How to Use Tutoring and Tips for Success
Prior to the Tutoring Session
- Carefully complete your assigned work to the best of your ability. READ the study materials and the assignment fully.
- Evaluate your strengths (what do you understand well in this assignment, topic, process, etc.).
- Identify the area where you feel stuck or would like more support.
- Write down as many questions as you can think of for which you need assistance.
During the tutoring session
- Bring your textbook, assignments, and class notes to the study session.
- Write down new notes when appropriate so that you can explain the idea to yourself later if you get stuck again.
- Write down any helpful questions or strategies that tutors offer you.
- Try part of the work on your own and explain your reasoning to the tutor while you work through it.
- Share what you know about your learning style and try new suggestions; consider using drop-in support with a new-to-you tutor for a different approach.
- Write down questions you may want to ask the instructor during the next class lecture.
After the tutoring session
- R-R-REVIEW! Review the syllabus and textbook notes. Review your lecture notes. Review your assignments.
- PLAN to study: For every hour in class, a student can expect to study two hours outside of class. Try various methods of studying or consult a College Guidance tutor to find out how to study more efficiently with your time.
- CONNECT with your instructor! Visit during office hours, send an email to let them know how you’re feeling about your grasp of the concepts, and ask questions both in class and out.
- Schedule yourself for academic support throughout the term. Start early and visit frequently. If you don’t have questions, consider joining a Study Group to improve your retention and mastery of the material.
How to prepare for Tests
On the day of the test
- Be sure to be prepared physically. Do your best to get rest the night before.
- Give yourself more time than usual to get to class and test technology. Anxiety over technical issues will heighten test anxiety.
- Prior to class, remind yourself of acronyms, acrostics, formulas, mnemonics. Then take a few minutes to relax and breathe. Use relaxation techniques if necessary.

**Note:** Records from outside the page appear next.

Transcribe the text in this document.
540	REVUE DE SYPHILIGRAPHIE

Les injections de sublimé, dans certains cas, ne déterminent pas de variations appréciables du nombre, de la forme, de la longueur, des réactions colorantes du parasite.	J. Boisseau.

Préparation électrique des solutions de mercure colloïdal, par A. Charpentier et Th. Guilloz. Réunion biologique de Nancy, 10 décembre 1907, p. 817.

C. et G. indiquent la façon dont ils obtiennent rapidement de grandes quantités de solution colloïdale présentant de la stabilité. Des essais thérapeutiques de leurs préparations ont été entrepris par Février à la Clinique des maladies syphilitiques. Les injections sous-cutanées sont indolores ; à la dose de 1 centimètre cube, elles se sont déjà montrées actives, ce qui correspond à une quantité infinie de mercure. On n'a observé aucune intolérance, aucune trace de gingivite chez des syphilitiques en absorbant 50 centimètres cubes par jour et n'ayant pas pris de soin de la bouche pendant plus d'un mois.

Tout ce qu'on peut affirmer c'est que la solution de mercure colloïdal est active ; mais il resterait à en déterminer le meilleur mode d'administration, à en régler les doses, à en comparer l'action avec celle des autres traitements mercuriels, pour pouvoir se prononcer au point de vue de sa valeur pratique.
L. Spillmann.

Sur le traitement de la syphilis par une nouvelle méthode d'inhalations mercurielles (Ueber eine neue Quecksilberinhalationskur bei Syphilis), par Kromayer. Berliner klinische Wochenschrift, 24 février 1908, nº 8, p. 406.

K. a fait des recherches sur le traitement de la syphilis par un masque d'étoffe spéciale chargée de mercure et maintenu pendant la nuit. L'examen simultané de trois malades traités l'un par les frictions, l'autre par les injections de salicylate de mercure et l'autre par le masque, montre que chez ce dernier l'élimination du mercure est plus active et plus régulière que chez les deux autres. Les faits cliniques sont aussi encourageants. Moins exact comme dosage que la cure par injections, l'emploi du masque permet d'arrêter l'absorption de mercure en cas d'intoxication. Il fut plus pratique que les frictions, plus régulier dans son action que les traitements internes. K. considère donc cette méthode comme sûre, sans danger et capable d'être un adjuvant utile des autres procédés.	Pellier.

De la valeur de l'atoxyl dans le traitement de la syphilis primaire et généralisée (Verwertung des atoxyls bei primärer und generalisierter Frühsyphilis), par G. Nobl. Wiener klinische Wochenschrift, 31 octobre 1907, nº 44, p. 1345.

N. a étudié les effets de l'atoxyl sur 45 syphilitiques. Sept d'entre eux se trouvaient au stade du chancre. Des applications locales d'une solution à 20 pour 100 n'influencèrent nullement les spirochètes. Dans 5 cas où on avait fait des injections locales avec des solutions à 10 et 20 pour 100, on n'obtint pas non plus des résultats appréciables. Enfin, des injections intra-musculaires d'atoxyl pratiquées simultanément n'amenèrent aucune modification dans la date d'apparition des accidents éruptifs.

- Visualize crushing the test. Change your frame of reference. Look at the test as a challenge to see how well you’ve prepared for the test, to show how much you’ve learned and how hard you’ve worked.
When you get to the test
- Scan through the entire test. Are there essay questions? How long will they take you? Budget your time. How much is each section worth? If essay questions are only worth 20%, don’t spend 80% of your time on them.
- Write down any difficult information you might forget: formulas, outlines, facts – Do this in the margins.
- Then read the directions – slowly. Nothing is worse than knowing the information and getting it wrong on the test because you weren’t careful with your directions.
- Answer the easiest questions first. This gives you the experience of success and stimulates connections.
- Next answer multiple choice, T/F, fill in the blank. Proceed to short answers and finally essays.
- Pace yourself – expect memory blocks, if you’re stuck, mark it, go on and come back to it.
- Look for answers on other test questions.
- Answer every question – make your best guess if wrong answers are not penalized.
- Work at your own pace. Do not be concerned when other students finish and leave before you do.
- If time permits, review questions and answers. Remember, your first test response is generally your best.